Shift Left vs Shift Right: Why Shift Left Testing?
As we just established, a shift left security approach moves testing to the left on the timeline, so the team performs tests earlier and more often in the life cycle. In contrast, a shift right approach considers testing in production with real users to be more useful.
The goals of shift right testing include:
- Verifying backend stability
- Establishing software usability via actual user preference such as Blue Green deployments or A/B testing
- Identifying real production issues when end users experience them
Shift right testing ensures real world software stability and performance by testing in production environments, with scenarios that aren’t possible in the development environment, and improves user experience by collecting feedback and reviews from application users. Though this approach can improve some aspects of performance, it can leave you vulnerable since you won’t be able to catch misconfigurations and design flaws sooner.

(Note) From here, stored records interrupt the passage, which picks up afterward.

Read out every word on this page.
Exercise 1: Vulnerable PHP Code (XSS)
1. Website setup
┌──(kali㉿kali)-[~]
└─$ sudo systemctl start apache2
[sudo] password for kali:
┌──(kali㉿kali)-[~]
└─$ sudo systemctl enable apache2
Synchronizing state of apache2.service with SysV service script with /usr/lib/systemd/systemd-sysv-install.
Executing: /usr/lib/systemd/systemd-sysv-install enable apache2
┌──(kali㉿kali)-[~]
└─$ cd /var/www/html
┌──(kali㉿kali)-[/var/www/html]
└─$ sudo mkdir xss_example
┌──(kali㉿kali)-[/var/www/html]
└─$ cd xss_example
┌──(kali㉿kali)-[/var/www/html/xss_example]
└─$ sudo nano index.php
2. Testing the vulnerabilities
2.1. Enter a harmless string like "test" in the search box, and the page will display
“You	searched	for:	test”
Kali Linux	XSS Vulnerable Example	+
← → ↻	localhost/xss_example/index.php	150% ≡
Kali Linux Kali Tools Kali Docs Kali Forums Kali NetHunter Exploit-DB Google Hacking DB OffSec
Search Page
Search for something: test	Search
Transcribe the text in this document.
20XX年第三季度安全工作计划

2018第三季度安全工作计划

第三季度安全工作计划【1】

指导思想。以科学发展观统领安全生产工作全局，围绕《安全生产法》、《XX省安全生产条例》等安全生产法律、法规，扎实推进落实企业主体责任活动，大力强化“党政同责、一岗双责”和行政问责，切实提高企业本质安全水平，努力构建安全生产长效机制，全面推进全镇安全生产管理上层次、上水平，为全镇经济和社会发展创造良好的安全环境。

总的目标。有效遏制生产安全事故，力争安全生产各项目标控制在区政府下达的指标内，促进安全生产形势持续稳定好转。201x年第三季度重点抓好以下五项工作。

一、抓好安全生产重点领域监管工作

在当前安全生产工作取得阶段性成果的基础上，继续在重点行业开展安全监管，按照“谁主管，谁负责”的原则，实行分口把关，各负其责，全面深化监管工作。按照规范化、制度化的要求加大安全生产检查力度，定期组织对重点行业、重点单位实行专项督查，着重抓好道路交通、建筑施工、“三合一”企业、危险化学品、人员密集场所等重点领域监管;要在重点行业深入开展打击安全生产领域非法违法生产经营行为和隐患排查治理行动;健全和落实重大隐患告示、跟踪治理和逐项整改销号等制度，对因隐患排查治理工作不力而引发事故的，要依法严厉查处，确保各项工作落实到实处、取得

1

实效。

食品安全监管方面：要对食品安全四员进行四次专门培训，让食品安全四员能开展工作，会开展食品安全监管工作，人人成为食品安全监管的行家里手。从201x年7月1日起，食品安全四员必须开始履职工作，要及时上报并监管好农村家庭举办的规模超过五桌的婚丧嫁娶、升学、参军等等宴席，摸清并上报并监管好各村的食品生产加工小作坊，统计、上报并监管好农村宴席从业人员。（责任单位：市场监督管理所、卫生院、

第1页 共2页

Shift left testing saves time by identifying bugs earlier in the life cycle. More rigorous detection of errors and bottlenecks in advance enables testers to improve initial designs versus trying to remediate errors post production – which can be very time consuming. The shift left approach also ensures quality by allowing the development team to bake automation tools like API testing or unit testing right into the building process. Ultimately, apps, microservices, and APIs are more sufficiently protected. Waiting to test during production means the team is always playing catch up and facing inherently greater risk with potentially misconfigured APIs.
How to Implement Shift Left Testing
There are some basic things to keep in mind when implementing shift left security and testing.
Define goals. Since shift left demands organizational and cultural change, management should first define goals for the process to ensure any new tool or process introduced into the development cycle will work for the team’s existing development and testing methodologies.
Understand the supply chain. Know how and where your institution develops apps and software before architecting a comprehensive shift left security program. The security risk posture of the supply chain is largely dependent on the security proficiency of others in the chain. This also helps your developers identify small steps where testing might be placed earlier in the life cycle.
Automate security processes with security automation tools. Use continuous integration (CI) tools, issue tracking tools, and test automation tools to help teams establish and automate security practices during all stages of the life cycle.
Train development teams in coding securely and visible culture. Do not neglect the human aspects of risk during the move to shift left security. Constant visibility into application security should be part of the culture.
Value of Shift Left API Testing
Shifting testing earlier in the development process offers a myriad of benefits for developers. These benefits can be summarized in two distinct outcomes: fixing vulnerabilities before production and innovating faster.
Address vulnerabilities before production
As discussed earlier in this document, testing APIs early and often shrinks the API attack surface and reduces the risk of successful attacks in production. Now you can minimize the potential for data leaks and manipulation of APIs without any modifications to production infrastructure. By finding and fixing issues earlier, not only can you remediate faster, but you also can lower remediation costs by up to 100x. This includes improving compliance, and avoiding regulatory fines and reputational damage from incidents.
By testing APIs early, you’re also able to improve security while increasing velocity. A shift left approach empowers you to eliminate the bottlenecks identified earlier. You can increase your institution’s confidence in APIs with continuous testing and reduce redundant pentesting and other third-party security testing costs. Ultimately, you are able to deliver secure code without having to become a security expert.